Les Editions « Le Cavalier Bleu » ont publié en janvier dernier l’ouvrage, « Mega Istanbul. Traversées en lisières urbaines ». Ses auteurs, Yoann Morvan et Sinan Logie, sont respectivement anthropologue chargé de recherches au CNRS et architecte enseignant à l’université Bilgi d’Istanbul. A travers certains interstices de la mégapole stambouliote, Yoann Morvan et Sinan Logie mettent en évidence les mutations de ces dernières, révélatrices du contexte social, économique et politique de ce début du XXIe siècle en Turquie.

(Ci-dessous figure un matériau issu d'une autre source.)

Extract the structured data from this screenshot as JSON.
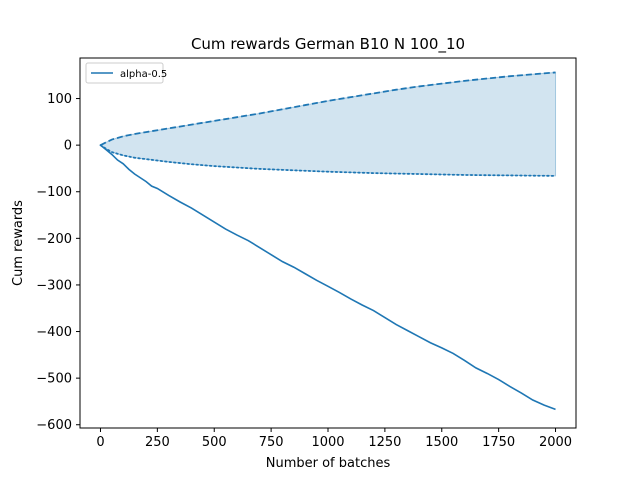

Le livre se compose de sept parties, cernant une frange urbaine choisie et les thématiques qui lui sont associées. Ainsi, le chapitre « Aux sources d’Istanbul » révèle les transformations connues par la plaine alluviale des « Eaux douces d’Europe » et l’arrondissement de Kağıthane, tiraillé entre parc paysager, vocation industrielle renforcée et nouveau parc immobilier sous l’influence du troisième aéroport (İstanbul Havalimanı) opérationnel depuis avril 2019. Les chapitres portent à la fois sur les rives européenne et asiatique de l’ancienne Constantinople. Néanmoins, plusieurs logiques ressortent nettement : un étalement urbain gigantesque, auquel participent des migrations campagne/ville importantes, mais aussi dans lequel s’enferment les catégories plus favorisées. Ces deux mouvements débouchent sur des espaces de moins en moins poreux, se juxtaposant les uns aux autres.
L’urbanisation massive de la mégapole est favorisée par la collusion entre le secteur privé immobilier et l’AKP d’Erdoğan. Dans toutes les strates urbaines choisies, le discours de Morvan et Logie est sans appel : un secteur du BTP en pleine croissance, lié aux conjonctures électoralistes du parti au pouvoir, dans le but de faire d’Istanbul une vitrine turque à l’international. A cette fin, le passé est revisité et ré-inventé : si les monuments byzantins sont délaissés (à l’exception de ceux attirant les touristes, comme Ste Sophie), l’architecture ottomane est exaltée, voire pastichée à travers la construction de mosquées ou shopping mall, ces derniers jouant le rôle de nouvelles centralités pour les classes moyennes et aisées. Le paradoxe même se trouve dans la figure de l’architecte Sinan : érigé en icône du passé ottoman, ses origines arméniennes sont tues, comme l’histoire des « minoritaires » (Grecs, Juifs de Silivri) qui ont constitué la ville. Le passé d’Istanbul, à travers sa morphologie, est donc expurgé de ses différentes communautés et religions. Ainsi, l’histoire ottomane est homogénéisée, permettant la mise en valeur d’un nationalisme turc conservateur et musulman sunnite.
Les ravages de l’immobilier sont aussi bien décrits : impact sur l’environnement (Dilovası pollué par les usines textiles et de peintures), éviction des populations gênantes par pression diverses (quartier populaire de Gülsuyu livré à l’insécurité des trafiquants de drogue, avec bénédiction de la police, afin que les habitants des gecekondu déménagent, laissant le terrain libre aux promoteurs immobiliers… un terrain d’autant plus propice que la vue est imprenable sur les îles aux Princes) … Il est d’autant plus intéressant d’observer ces mutations dans une Istanbul considérée comme un des points chauds de l’urbanisation, que Sinan Logie est le fondateur de « Beyond Istanbul », une ONG défendant la justice spatiale, nécessaire au vue de ce qu’il expose ici.
Les chapitres sont agrémentés de feuillets « Série Out of Istanbul », qui se focalisent sur un aspect, non pas de ces quartiers, mais des quatre éléments terre, eau, air et feu. Une bibliographie enrichie les lectures possibles, tandis que la postface est rédigée par Jean-François Pérouse. Néanmoins, ce qui fait la grande plus-value de l’ouvrage, ce sont les nombreuses photographies des auteurs. Si elles sont certes en noir et blanc (pour des raisons de coût, on l’imagine aisément), elles permettent de rendre visibles la description des processus en cours.
Au vrai, « Méga Istanbul » est un ouvrage original : celui-ci est composé comme une balade entre différents arrondissements de la mégapole, strates peu touristiques, mais pourtant non-dépourvues d’intérêts, car révélateurs de l’actuelle société turque. Ce livre est donc inspirant pour des géographes, car proposant une façon décalée d’analyser les mutations en cours d’un pays à travers l’urbanisation de sa capitale économique.